Primary cutaneous CD4+ small-/medium-sized pleomorphic T-cell lymphoma (CD4+ PCSM-TCL) is a rare lymphoproliferative disorder with a favorable prognosis. Distinguishing it from other cutaneous lymphomas is often a challenge.

Methods

We retrospectively collected CD4+PCSM-TCL cases from two centers (MD Anderson Cancer Center, USA and University of Milan, Italy) and evaluated their clinicopathological features. Array-comparative genomic hybridization (aCGH) analysis was performed on 11 cases.

Results

A total of 62 patients were identified. Single lesions were the most common clinical presentations (79%). Five patients (8%) showed multiple MF-like plaques. All patients' disease had an indolent course. The infiltrate was nodular and diffuse, multinodular or superficial but in all cases, it was characterized by small/medium pleomorphic CD4+/CD279(PD1+) lymphocytes grouped in clusters and ‘pseudorosettes’ around B-cells. aCGH analysis showed no significant genomic abnormalities. Single lesions were mainly treated with surgical excision (91%) and/or radiotherapy (95%) with low rate of relapse (12%).
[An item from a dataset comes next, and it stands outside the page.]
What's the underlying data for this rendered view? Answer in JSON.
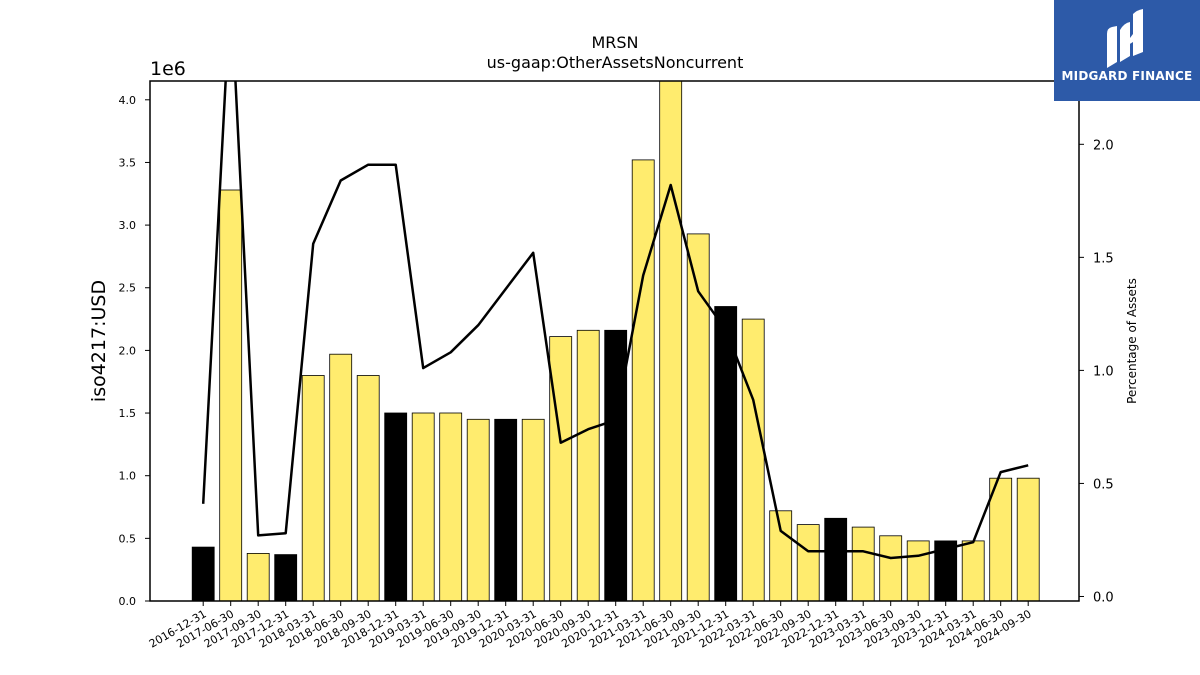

For multiple lesions, topical steroids, nitrogen mustard and phototherapy were mainly used but the rate of relapse was high (69%).

Conclusions

CD4+PCSM-TCL is characterized by heterogeneous clinical presentations. The arrangement of atypical cells in clusters or pseudorosettes is a useful criterion for diagnosis. The absence of significant genomic alterations is in agreement with its indolent behavior.